Exchange 2007 Hosted Exchange Project

This script was part of a test project I was involved with back in 2009 setting up a hosted exchange environment.  The project was scrapped by the people paying the bills before it ever went live, partly because 2010 was about to come out, partly because they finally started to believe me about how much it was going to cost to do it right.  Either way these are the hosted client setup scripts that I built for creating new hosting clients as well as creating new users for those clients. Read more

Mail Disable Public Folders by Script

A customers sever turned out to have about 200 mail enabled public folders, where only a small handful needed to be mail enabled. The folders that needed to remain mail enabled were listed in the Switch statement, and all other folders were disabled by the script.

$PFList = Get-PublicFolder -Recurse

foreach($PF in $PFList) {

	$Folder = $PF.name

	$Process = Switch ($Folder)
	{
	 #"IPM_SUBTREE" { $False }
	 "* Admin Inbox" { $False }
	 "* Sales Inbox" { $False }
	 "* Info Inbox" { $False }
	 "* Returns Inbox" { $False }
	 Default { $True }
	}

    If ($Process -eq $True) {
        #write-host "Mail Disableing " $PF.Identity
        Disable-MailPublicFolder -Identity $PF.Identity -Confirm:$False
   }

}

Bulk Import from GMail (or any IMAP server) to Exchange

This command appears to have been removed in 2013, but it’s one that is worth documenting anyway since it may be worth spinning up a 2007-2010 server to use it if you find yourself needing to migrate off that mistake someone previously made by moving everyone to Google apps, and back to Exchange.

CSV Columns:
SourceIdentity,Sourceserver,SourceLoginID,SourcePassword,uName

Read more

Bulk Rewrite of Display Name

A customer wanted to identify their employees by department when they were emailing people to ensure that people knew who they were dealing with, ex Sales, Finance, Legal Etc.

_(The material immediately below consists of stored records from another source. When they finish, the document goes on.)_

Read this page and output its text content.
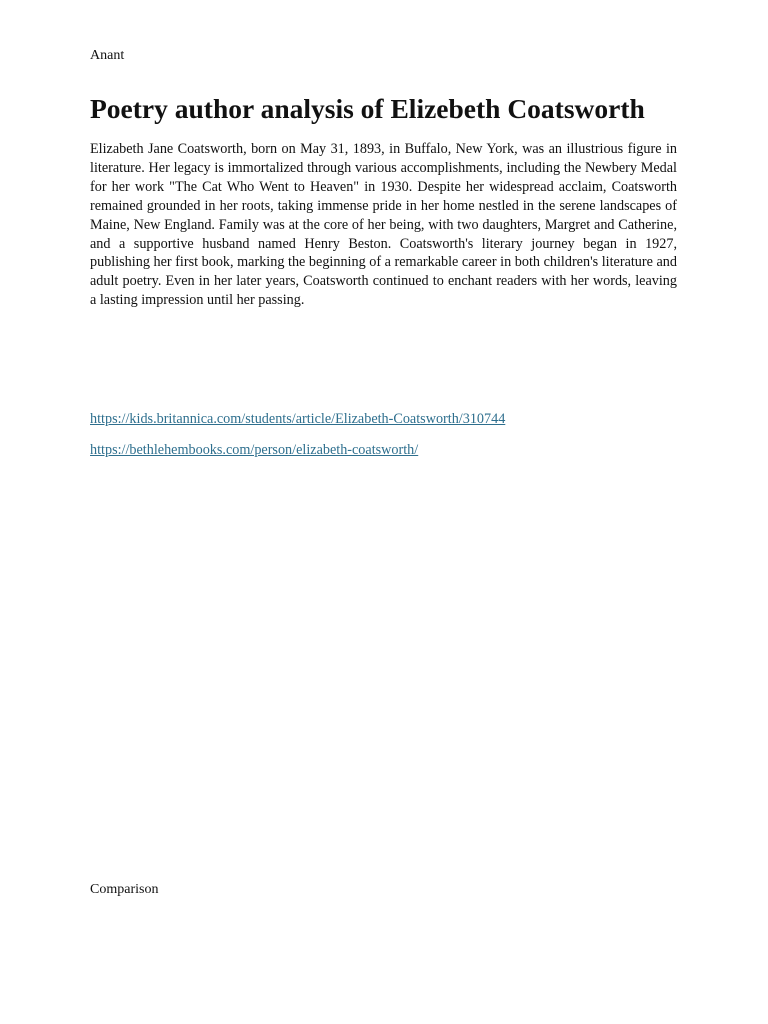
Anant
Poetry author analysis of Elizebeth Coatsworth

Elizabeth Jane Coatsworth, born on May 31, 1893, in Buffalo, New York, was an illustrious figure in literature. Her legacy is immortalized through various accomplishments, including the Newbery Medal for her work "The Cat Who Went to Heaven" in 1930. Despite her widespread acclaim, Coatsworth remained grounded in her roots, taking immense pride in her home nestled in the serene landscapes of Maine, New England. Family was at the core of her being, with two daughters, Margret and Catherine, and a supportive husband named Henry Beston. Coatsworth's literary journey began in 1927, publishing her first book, marking the beginning of a remarkable career in both children's literature and adult poetry. Even in her later years, Coatsworth continued to enchant readers with her words, leaving a lasting impression until her passing.

https://kids.britannica.com/students/article/Elizabeth-Coatsworth/310744
https://bethlehembooks.com/person/elizabeth-coatsworth/
Comparison
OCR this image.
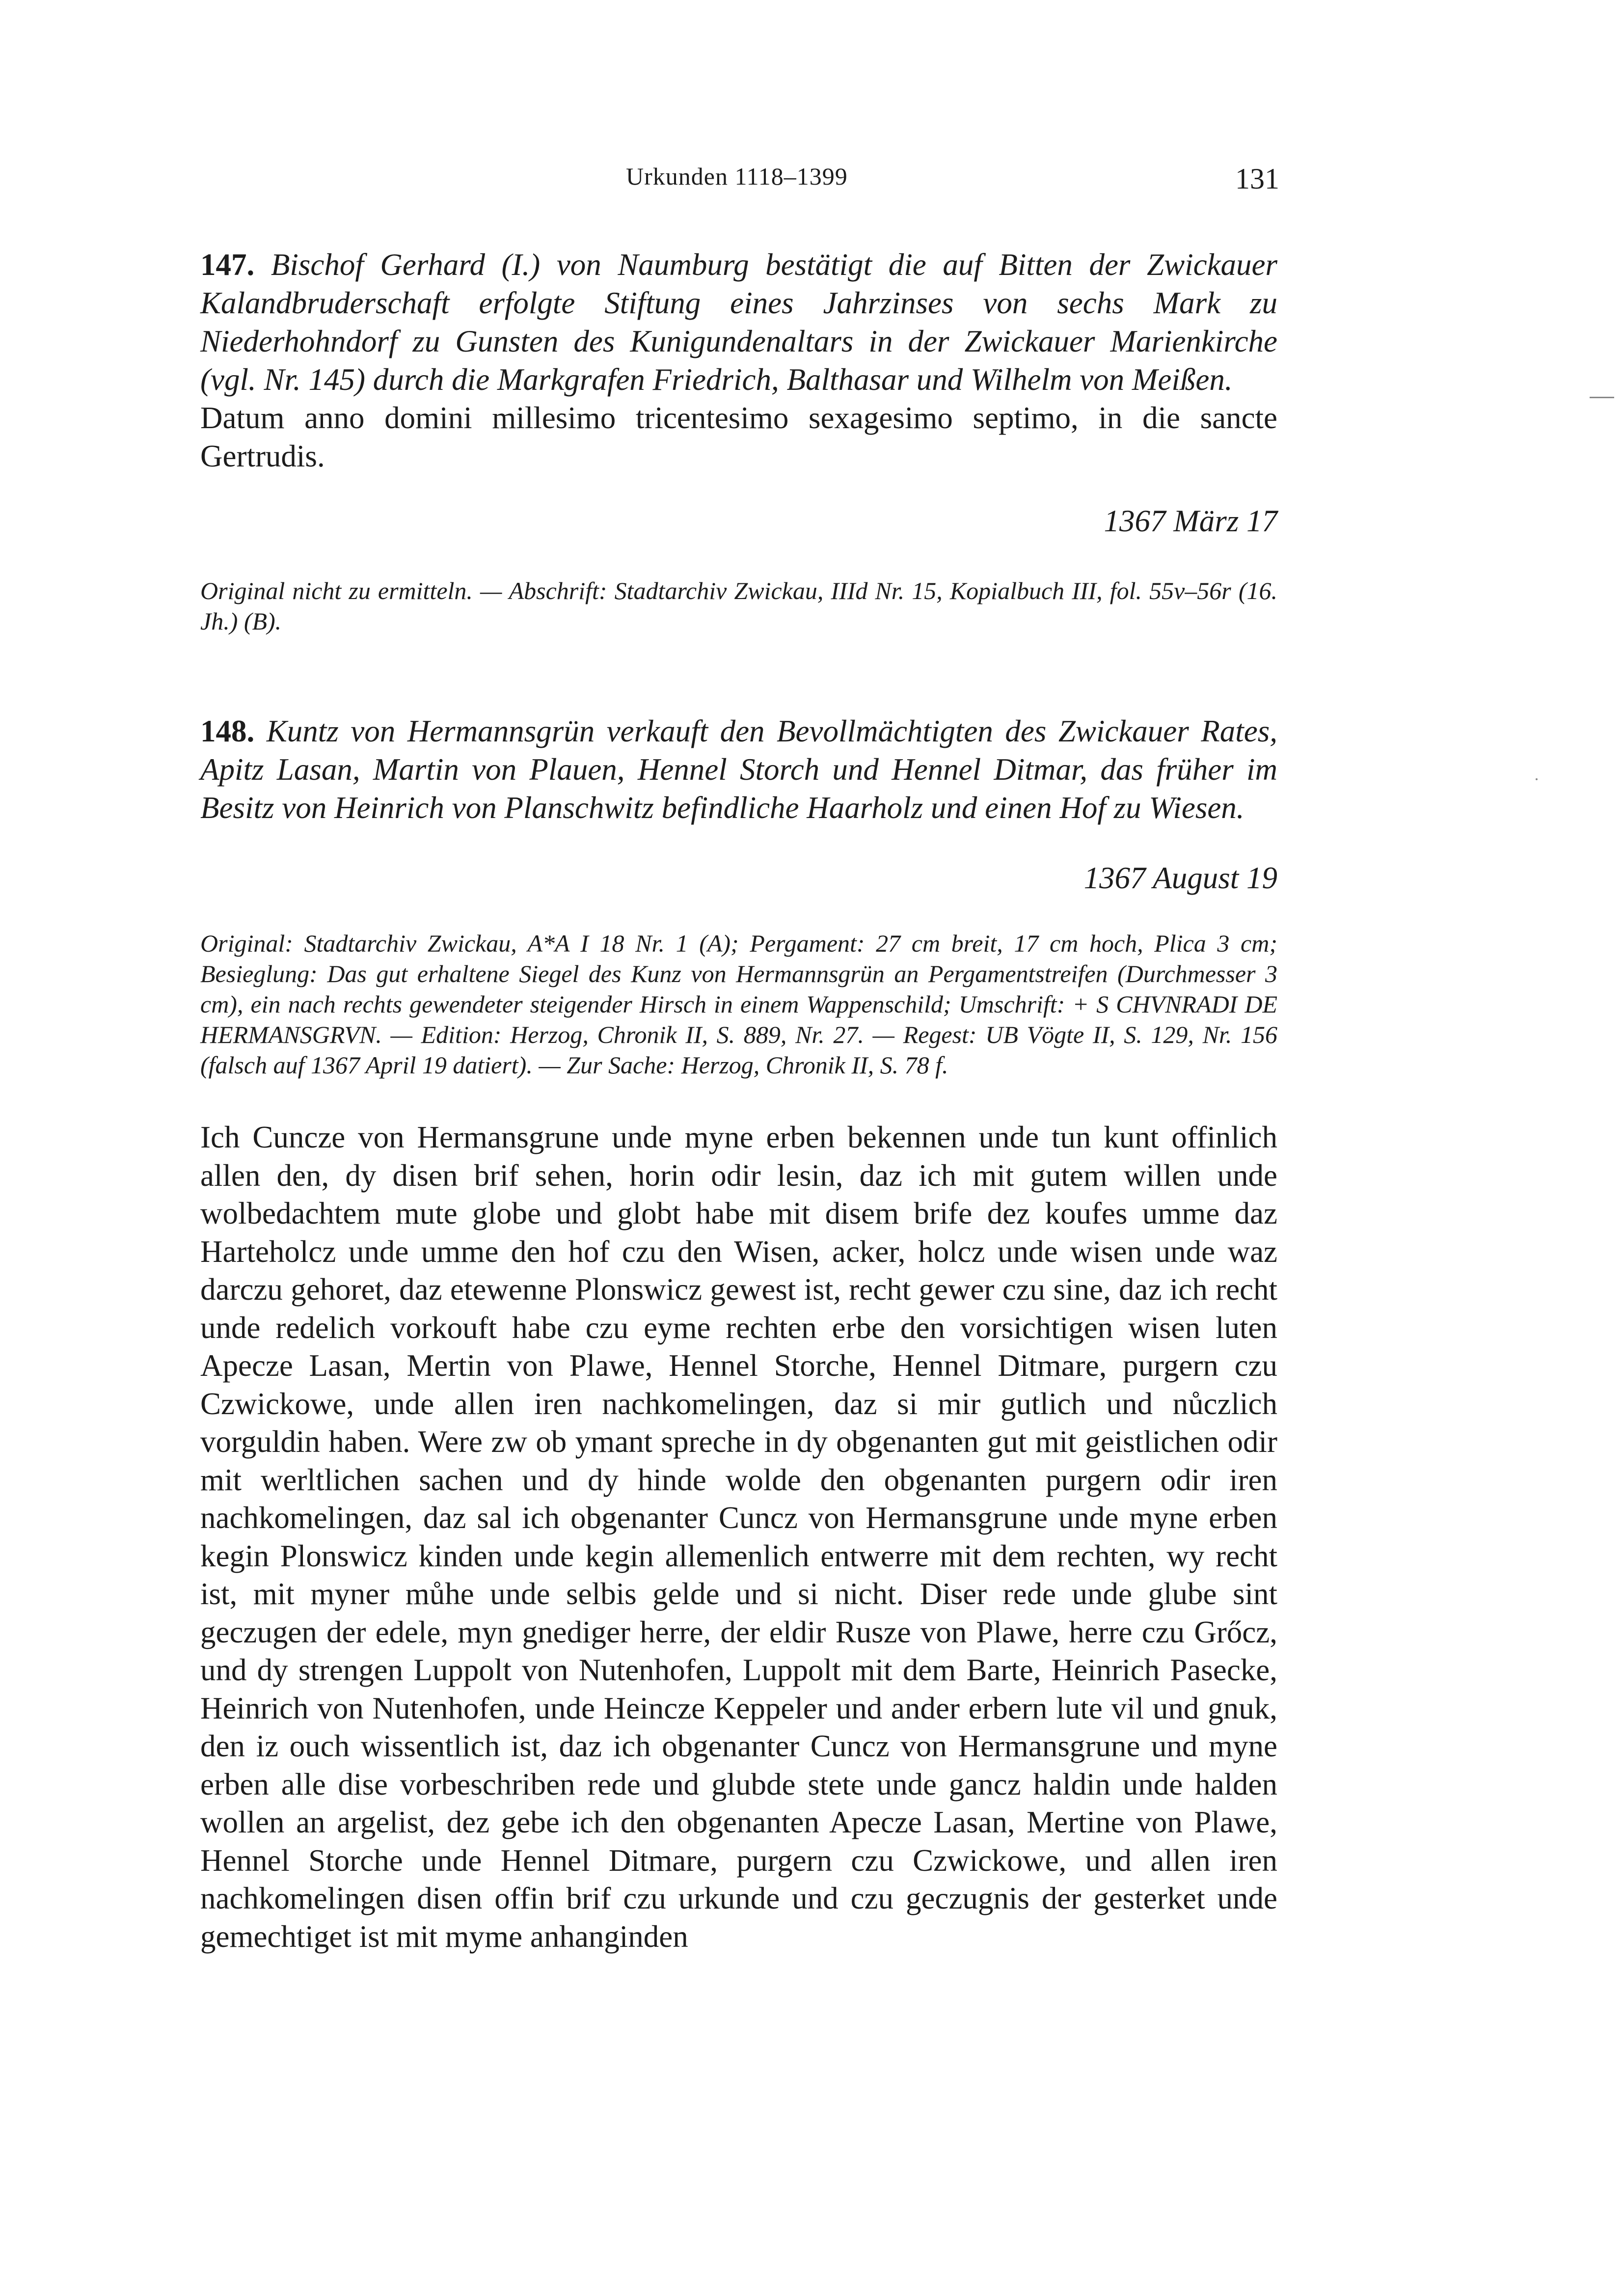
Urkunden 1118–1399	131

147. Bischof Gerhard (I.) von Naumburg bestätigt die auf Bitten der Zwickauer Kalandbruderschaft erfolgte Stiftung eines Jahrzinses von sechs Mark zu Niederhohndorf zu Gunsten des Kunigundenaltars in der Zwickauer Marienkirche (vgl. Nr. 145) durch die Markgrafen Friedrich, Balthasar und Wilhelm von Meißen.

Datum anno domini millesimo tricentesimo sexagesimo septimo, in die sancte Gertrudis.

1367 März 17

Original nicht zu ermitteln. — Abschrift: Stadtarchiv Zwickau, IIId Nr. 15, Kopialbuch III, fol. 55v–56r (16. Jh.) (B).

148. Kuntz von Hermannsgrün verkauft den Bevollmächtigten des Zwickauer Rates, Apitz Lasan, Martin von Plauen, Hennel Storch und Hennel Ditmar, das früher im Besitz von Heinrich von Planschwitz befindliche Haarholz und einen Hof zu Wiesen.

1367 August 19

Original: Stadtarchiv Zwickau, A*A I 18 Nr. 1 (A); Pergament: 27 cm breit, 17 cm hoch, Plica 3 cm; Besieglung: Das gut erhaltene Siegel des Kunz von Hermannsgrün an Pergamentstreifen (Durchmesser 3 cm), ein nach rechts gewendeter steigender Hirsch in einem Wappenschild; Umschrift: + S CHVNRADI DE HERMANSGRVN. — Edition: Herzog, Chronik II, S. 889, Nr. 27. — Regest: UB Vögte II, S. 129, Nr. 156 (falsch auf 1367 April 19 datiert). — Zur Sache: Herzog, Chronik II, S. 78 f.

Ich Cuncze von Hermansgrune unde myne erben bekennen unde tun kunt offinlich allen den, dy disen brif sehen, horin odir lesin, daz ich mit gutem willen unde wolbedachtem mute globe und globt habe mit disem brife dez koufes umme daz Harteholcz unde umme den hof czu den Wisen, acker, holcz unde wisen unde waz darczu gehoret, daz etewenne Plonswicz gewest ist, recht gewer czu sine, daz ich recht unde redelich vorkouft habe czu eyme rechten erbe den vorsichtigen wisen luten Apecze Lasan, Mertin von Plawe, Hennel Storche, Hennel Ditmare, purgern czu Czwickowe, unde allen iren nachkomelingen, daz si mir gutlich und nůczlich vorguldin haben. Were zw ob ymant spreche in dy obgenanten gut mit geistlichen odir mit werltlichen sachen und dy hinde wolde den obgenanten purgern odir iren nachkomelingen, daz sal ich obgenanter Cuncz von Hermansgrune unde myne erben kegin Plonswicz kinden unde kegin allemenlich entwerre mit dem rechten, wy recht ist, mit myner můhe unde selbis gelde und si nicht. Diser rede unde glube sint geczugen der edele, myn gnediger herre, der eldir Rusze von Plawe, herre czu Grőcz, und dy strengen Luppolt von Nutenhofen, Luppolt mit dem Barte, Heinrich Pasecke, Heinrich von Nutenhofen, unde Heincze Keppeler und ander erbern lute vil und gnuk, den iz ouch wissentlich ist, daz ich obgenanter Cuncz von Hermansgrune und myne erben alle dise vorbeschriben rede und glubde stete unde gancz haldin unde halden wollen an argelist, dez gebe ich den obgenanten Apecze Lasan, Mertine von Plawe, Hennel Storche unde Hennel Ditmare, purgern czu Czwickowe, und allen iren nachkomelingen disen offin brif czu urkunde und czu geczugnis der gesterket unde gemechtiget ist mit myme anhanginden
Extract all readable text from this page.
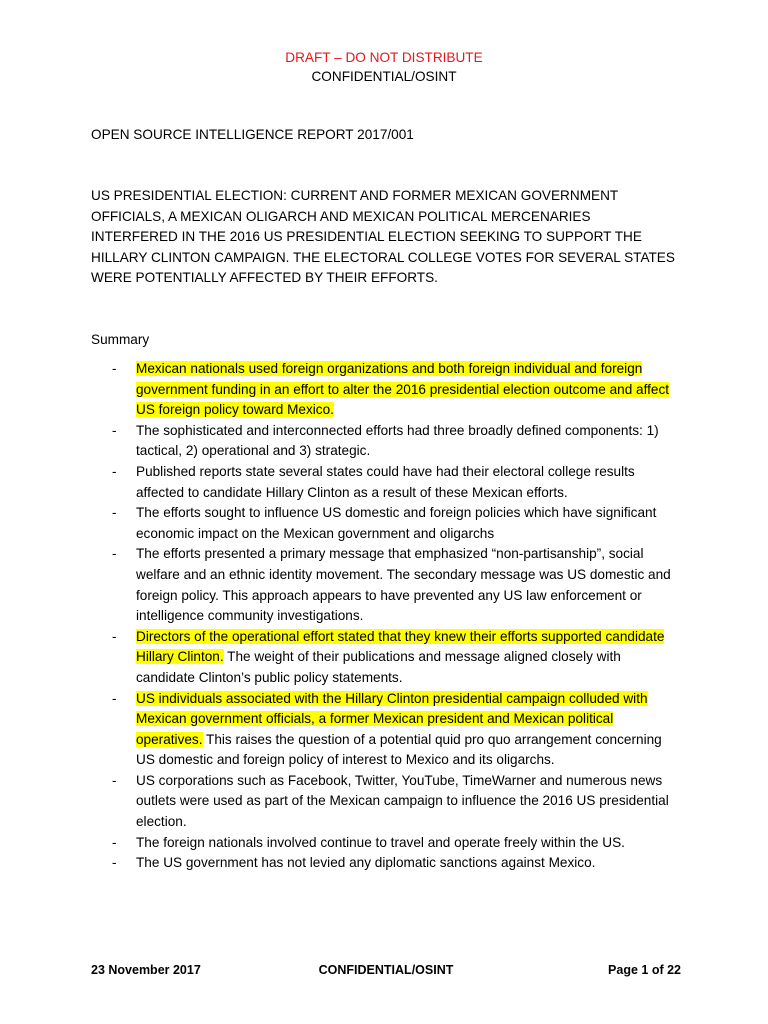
DRAFT – DO NOT DISTRIBUTE
CONFIDENTIAL/OSINT
OPEN SOURCE INTELLIGENCE REPORT 2017/001
US PRESIDENTIAL ELECTION: CURRENT AND FORMER MEXICAN GOVERNMENT OFFICIALS, A MEXICAN OLIGARCH AND MEXICAN POLITICAL MERCENARIES INTERFERED IN THE 2016 US PRESIDENTIAL ELECTION SEEKING TO SUPPORT THE HILLARY CLINTON CAMPAIGN. THE ELECTORAL COLLEGE VOTES FOR SEVERAL STATES WERE POTENTIALLY AFFECTED BY THEIR EFFORTS.
Summary
- Mexican nationals used foreign organizations and both foreign individual and foreign government funding in an effort to alter the 2016 presidential election outcome and affect US foreign policy toward Mexico.
- The sophisticated and interconnected efforts had three broadly defined components: 1) tactical, 2) operational and 3) strategic.
- Published reports state several states could have had their electoral college results affected to candidate Hillary Clinton as a result of these Mexican efforts.
- The efforts sought to influence US domestic and foreign policies which have significant economic impact on the Mexican government and oligarchs
- The efforts presented a primary message that emphasized “non-partisanship”, social welfare and an ethnic identity movement. The secondary message was US domestic and foreign policy. This approach appears to have prevented any US law enforcement or intelligence community investigations.
- Directors of the operational effort stated that they knew their efforts supported candidate Hillary Clinton. The weight of their publications and message aligned closely with candidate Clinton’s public policy statements.
- US individuals associated with the Hillary Clinton presidential campaign colluded with Mexican government officials, a former Mexican president and Mexican political operatives. This raises the question of a potential quid pro quo arrangement concerning US domestic and foreign policy of interest to Mexico and its oligarchs.
- US corporations such as Facebook, Twitter, YouTube, TimeWarner and numerous news outlets were used as part of the Mexican campaign to influence the 2016 US presidential election.
- The foreign nationals involved continue to travel and operate freely within the US.
- The US government has not levied any diplomatic sanctions against Mexico.
23 November 2017	CONFIDENTIAL/OSINT	Page 1 of 22
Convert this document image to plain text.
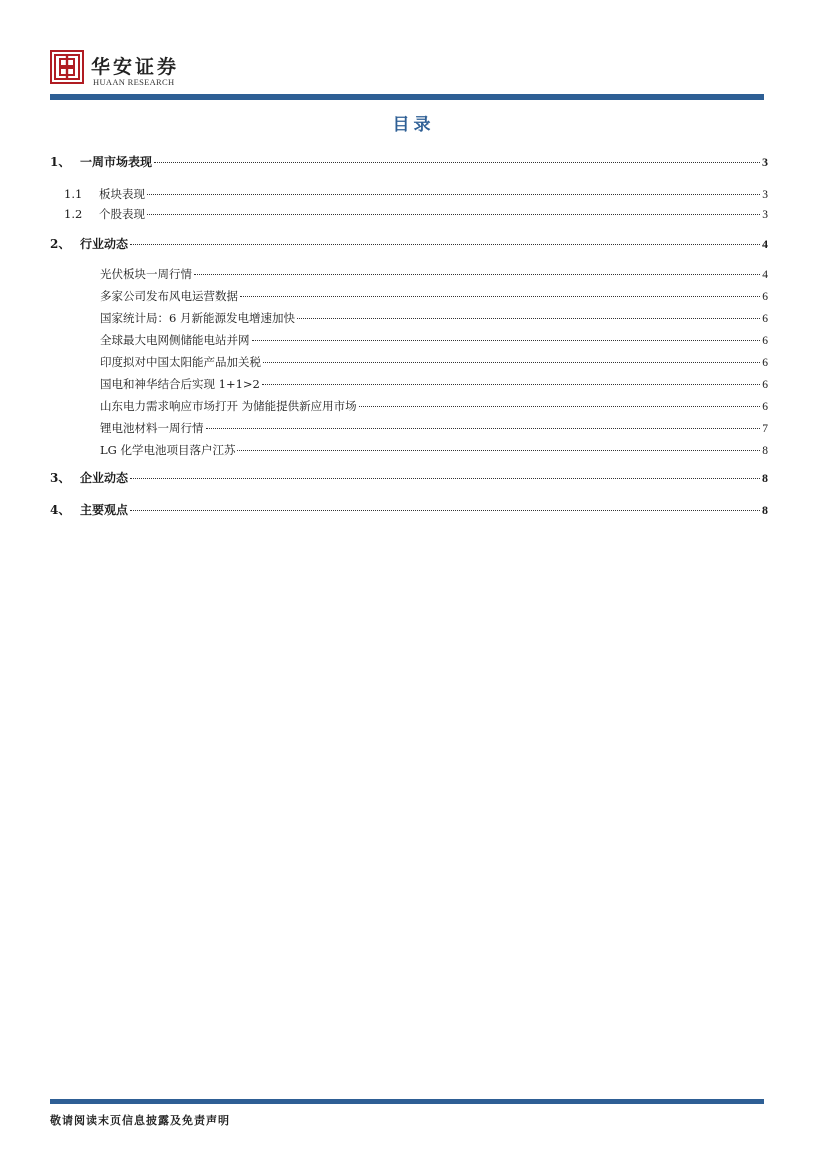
华安证券
HUAAN RESEARCH
目录
1、 一周市场表现	3
1.1	板块表现	3
1.2	个股表现	3
2、 行业动态	4
光伏板块一周行情	4
多家公司发布风电运营数据	6
国家统计局：6 月新能源发电增速加快	6
全球最大电网侧储能电站并网	6
印度拟对中国太阳能产品加关税	6
国电和神华结合后实现 1+1>2	6
山东电力需求响应市场打开 为储能提供新应用市场	6
锂电池材料一周行情	7
LG 化学电池项目落户江苏	8
3、 企业动态	8
4、 主要观点	8
敬请阅读末页信息披露及免责声明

This script will import a CSV file with a list of existing usernames and prepend the title “Sales-” to their display name. Read more

List all Disconnected Mailboxes with timestamp

I came across a situation where someone was messing around in AD and had accidentally deleted an account, Realizing their mistake they re-created with the same password it thinking it would just re-connect to the mailbox and the user would be fine.  By the time they called me they had deleted and re-created the account a number of times.  I had to identify the correct mailbox to reconnect to the user account, out of 4-5 versions all with the same exact name.

This command shows all disconnected mailboxes as well as the date the corresponding user account was deleted, and leaving the mailbox disconnected. The timestamp allowed me to connect the correct mailbox to the account without having to guess at anything.

get-mailboxserver | get-mailboxstatistics | where { $_.DisconnectDate } | fl DisplayName, DisconnectDate

Refresh Disconnected Mailboxes

If you ever need to force a refresh of the disconnected mailboxes on Exchange, the following command will do this for all mailbox databases.

Get-Mailboxdatabase | Clean-MailboxDatabase

I recently had to do this because one of my clients recently created a mailbox for a new employee, but didn’t realize until a few days later they had misspelled the employee’s last name, but not before they had generated a bit of internal email for the new hire.   Since so many things like logon scripts and folder redirections rely on the username, I could have fixed the display name, but would have had to leave the username unchanged and mis-spelled or risk breaking other things that I just didn’t want to deal with.  I directed the client to delete the old account and create a new one, but not create a mailbox this time.  After forcing the refresh I was able to easily reconnect the mailbox to the new correctly spelled user account, without the user loosing any data from their mailbox, or the need to export it to a PST and re-import it.